Dated 1828 on the basis of a censored mark in Galatea: "January 16th day, 1829"; the revision of the first version, apparently, was made in the early 1850s.

AT Fatherland zap. (p. 63–64) reviewer Ed. 1854, reprinting the entire poem and highlighting the last stanza in italics, admired: “What an incomparable artist! This exclamation involuntarily breaks out from the reader, re-reading for the tenth time this small work of the most perfect style. And we will repeat after him that rarely, in a few verses, it is possible to combine so much poetic beauty. Most captivating in the picture, of course, is the last image of the most elegant taste and sustained in every feature. Such images rarely come across in the literature. But, admiring the artistic ending of the poetic image, one should not lose sight of its whole image: it is also full of charm, it also does not have a single false feature, and, moreover, it is all, from beginning to end, breathes such a bright feeling that together with him, it’s as if you are reliving the best moments of life again. ”

But the critic Pantheon(p. 6) among the failures of Tyutchev's poems he named the image of a "loud-boiling goblet." I.S. Aksakov ( biogr. S. 99) singled out the verse. "Spring Thunderstorm", reprinted it in full, accompanied by the statement: "Let's conclude this department of Tyutchev's poetry with one of his youngest poems<…>This is how young Hebe, laughing at the top, is seen, and all around is a wet brilliance, the fun of nature and all this May, thunderous fun. Aksakov's opinion received a philosophical justification in the work of V.S. Solovyov; he offered a philosophical and aesthetic interpretation of the poem. Having connected beauty in nature with the phenomena of light, Solovyov considered its calm and mobile expression.
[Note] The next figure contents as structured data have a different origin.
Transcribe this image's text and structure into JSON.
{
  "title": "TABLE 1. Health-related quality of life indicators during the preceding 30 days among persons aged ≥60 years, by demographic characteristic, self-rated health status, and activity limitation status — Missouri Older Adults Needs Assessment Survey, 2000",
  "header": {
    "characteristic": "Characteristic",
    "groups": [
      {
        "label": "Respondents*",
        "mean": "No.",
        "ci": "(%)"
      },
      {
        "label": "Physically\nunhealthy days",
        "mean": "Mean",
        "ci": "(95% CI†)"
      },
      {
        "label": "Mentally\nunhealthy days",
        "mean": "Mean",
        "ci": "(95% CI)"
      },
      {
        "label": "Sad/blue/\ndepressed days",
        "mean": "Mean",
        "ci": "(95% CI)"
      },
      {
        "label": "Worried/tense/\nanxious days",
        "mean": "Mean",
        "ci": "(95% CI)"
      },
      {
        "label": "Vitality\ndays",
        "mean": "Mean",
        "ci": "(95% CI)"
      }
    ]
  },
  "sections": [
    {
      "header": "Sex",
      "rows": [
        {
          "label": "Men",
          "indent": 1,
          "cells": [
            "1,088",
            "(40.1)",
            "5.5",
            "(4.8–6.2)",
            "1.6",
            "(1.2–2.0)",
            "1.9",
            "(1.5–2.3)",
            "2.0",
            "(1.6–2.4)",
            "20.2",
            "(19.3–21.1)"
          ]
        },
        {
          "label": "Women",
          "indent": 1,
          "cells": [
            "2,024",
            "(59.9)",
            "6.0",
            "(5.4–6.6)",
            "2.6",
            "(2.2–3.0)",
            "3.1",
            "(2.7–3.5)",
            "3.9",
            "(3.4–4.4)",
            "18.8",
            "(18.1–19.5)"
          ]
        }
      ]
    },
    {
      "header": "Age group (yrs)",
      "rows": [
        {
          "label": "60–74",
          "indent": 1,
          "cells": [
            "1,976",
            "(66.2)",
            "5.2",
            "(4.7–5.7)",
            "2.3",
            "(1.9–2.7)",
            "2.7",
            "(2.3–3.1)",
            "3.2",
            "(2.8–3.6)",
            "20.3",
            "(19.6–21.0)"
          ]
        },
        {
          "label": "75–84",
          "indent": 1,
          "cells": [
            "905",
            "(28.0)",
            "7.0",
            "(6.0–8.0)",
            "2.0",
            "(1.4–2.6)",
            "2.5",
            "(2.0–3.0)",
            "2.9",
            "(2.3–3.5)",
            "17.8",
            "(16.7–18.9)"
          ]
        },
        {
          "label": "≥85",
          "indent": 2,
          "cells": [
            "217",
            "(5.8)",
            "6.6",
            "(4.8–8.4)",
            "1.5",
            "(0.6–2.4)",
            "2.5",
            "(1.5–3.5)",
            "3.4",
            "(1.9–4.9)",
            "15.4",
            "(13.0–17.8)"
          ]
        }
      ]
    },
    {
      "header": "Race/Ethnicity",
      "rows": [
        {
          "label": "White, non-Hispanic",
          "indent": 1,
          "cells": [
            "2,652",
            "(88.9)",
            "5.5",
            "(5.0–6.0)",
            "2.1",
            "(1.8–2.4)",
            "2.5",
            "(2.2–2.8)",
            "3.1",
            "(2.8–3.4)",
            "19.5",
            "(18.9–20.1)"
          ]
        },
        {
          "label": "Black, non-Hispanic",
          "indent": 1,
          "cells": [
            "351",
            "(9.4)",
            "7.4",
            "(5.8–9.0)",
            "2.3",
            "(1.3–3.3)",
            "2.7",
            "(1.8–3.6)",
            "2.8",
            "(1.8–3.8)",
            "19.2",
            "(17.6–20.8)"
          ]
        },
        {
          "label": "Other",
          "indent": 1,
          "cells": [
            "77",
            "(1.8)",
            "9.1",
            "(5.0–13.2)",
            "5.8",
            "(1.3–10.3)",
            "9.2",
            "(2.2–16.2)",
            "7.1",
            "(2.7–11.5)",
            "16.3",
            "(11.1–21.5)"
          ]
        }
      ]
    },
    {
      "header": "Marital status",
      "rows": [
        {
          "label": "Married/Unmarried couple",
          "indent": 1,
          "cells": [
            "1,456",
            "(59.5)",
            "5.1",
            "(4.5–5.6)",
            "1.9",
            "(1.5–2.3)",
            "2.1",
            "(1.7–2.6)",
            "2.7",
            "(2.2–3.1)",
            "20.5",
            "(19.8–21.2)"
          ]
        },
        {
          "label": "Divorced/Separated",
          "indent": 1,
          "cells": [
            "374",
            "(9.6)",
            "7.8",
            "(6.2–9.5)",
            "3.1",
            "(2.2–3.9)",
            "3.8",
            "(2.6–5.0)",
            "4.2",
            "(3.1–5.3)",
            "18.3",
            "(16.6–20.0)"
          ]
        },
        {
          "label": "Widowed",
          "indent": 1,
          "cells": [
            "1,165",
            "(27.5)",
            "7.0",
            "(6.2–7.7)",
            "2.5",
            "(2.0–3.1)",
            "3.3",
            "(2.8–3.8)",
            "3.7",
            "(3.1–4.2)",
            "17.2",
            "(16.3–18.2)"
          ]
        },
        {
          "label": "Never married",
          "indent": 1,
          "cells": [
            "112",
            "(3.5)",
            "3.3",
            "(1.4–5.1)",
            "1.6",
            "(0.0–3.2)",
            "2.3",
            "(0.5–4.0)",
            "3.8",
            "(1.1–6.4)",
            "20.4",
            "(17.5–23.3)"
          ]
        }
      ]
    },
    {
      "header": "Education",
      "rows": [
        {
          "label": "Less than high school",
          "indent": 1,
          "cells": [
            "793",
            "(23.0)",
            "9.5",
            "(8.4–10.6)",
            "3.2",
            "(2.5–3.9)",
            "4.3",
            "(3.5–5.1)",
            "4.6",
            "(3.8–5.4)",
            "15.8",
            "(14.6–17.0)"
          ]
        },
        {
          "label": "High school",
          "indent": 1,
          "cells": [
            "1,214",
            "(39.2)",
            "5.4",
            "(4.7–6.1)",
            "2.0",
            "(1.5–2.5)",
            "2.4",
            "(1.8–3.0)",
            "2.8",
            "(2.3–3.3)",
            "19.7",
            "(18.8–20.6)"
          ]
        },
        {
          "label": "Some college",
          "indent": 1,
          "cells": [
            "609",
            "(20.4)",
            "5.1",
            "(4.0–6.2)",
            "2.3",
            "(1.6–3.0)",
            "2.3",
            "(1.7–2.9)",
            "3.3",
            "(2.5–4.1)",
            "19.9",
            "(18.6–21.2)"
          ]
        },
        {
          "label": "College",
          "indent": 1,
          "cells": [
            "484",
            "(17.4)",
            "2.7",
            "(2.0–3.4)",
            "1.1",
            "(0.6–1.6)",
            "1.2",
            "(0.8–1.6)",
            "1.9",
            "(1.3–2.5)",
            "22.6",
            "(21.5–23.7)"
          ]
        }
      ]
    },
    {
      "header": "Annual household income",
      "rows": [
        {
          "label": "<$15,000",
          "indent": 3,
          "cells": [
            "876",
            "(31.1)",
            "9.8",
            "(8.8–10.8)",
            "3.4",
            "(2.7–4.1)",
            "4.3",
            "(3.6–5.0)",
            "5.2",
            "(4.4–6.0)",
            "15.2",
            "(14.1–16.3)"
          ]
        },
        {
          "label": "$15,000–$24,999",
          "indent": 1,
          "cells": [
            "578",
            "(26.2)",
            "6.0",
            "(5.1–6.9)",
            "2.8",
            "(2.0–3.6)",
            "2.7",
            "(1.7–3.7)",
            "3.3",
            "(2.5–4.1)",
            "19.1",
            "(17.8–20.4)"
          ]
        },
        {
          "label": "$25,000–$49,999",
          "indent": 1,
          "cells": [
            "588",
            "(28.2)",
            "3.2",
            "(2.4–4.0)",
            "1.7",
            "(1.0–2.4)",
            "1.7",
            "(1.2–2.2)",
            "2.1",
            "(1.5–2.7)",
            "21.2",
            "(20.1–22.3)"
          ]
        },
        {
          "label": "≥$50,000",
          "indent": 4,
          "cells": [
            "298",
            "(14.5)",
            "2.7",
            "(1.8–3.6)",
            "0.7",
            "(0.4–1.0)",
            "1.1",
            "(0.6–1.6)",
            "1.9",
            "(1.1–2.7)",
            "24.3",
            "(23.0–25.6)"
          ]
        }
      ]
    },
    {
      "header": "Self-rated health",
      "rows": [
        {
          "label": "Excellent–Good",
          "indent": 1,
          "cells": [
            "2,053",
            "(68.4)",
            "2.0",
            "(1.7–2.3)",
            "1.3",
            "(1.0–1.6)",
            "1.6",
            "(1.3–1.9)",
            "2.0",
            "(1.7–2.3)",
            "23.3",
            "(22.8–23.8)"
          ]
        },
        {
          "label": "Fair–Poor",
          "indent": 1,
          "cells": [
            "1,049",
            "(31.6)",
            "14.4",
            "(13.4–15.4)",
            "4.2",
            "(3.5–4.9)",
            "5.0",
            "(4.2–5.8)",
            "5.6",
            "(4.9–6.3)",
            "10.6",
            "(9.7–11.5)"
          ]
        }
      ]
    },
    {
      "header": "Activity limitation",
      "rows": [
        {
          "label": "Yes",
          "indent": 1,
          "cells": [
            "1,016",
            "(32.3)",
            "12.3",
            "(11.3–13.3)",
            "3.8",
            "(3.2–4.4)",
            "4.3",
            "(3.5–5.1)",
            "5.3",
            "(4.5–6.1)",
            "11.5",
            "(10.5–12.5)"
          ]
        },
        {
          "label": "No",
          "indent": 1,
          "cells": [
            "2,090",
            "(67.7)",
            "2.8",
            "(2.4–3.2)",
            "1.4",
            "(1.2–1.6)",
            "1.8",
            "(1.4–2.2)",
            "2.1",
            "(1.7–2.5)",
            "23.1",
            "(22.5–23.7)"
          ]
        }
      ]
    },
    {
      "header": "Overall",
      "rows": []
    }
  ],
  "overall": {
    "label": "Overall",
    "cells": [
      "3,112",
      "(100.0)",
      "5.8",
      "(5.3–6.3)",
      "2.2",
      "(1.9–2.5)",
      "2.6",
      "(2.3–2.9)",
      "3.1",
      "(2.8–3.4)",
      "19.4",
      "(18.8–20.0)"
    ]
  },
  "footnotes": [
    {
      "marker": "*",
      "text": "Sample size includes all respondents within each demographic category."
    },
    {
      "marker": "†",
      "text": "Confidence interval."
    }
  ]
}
The philosopher gave a broad definition of life as a game, the free movement of private forces and positions in the individual as a whole, and saw two main shades in the movement of living elemental forces in nature - "free play and formidable struggle." He saw the first in Tyutchev's poem about a thunderstorm "at the beginning of May", quoting the poem almost completely (see. Solovyov. The beauty. pp. 49–50).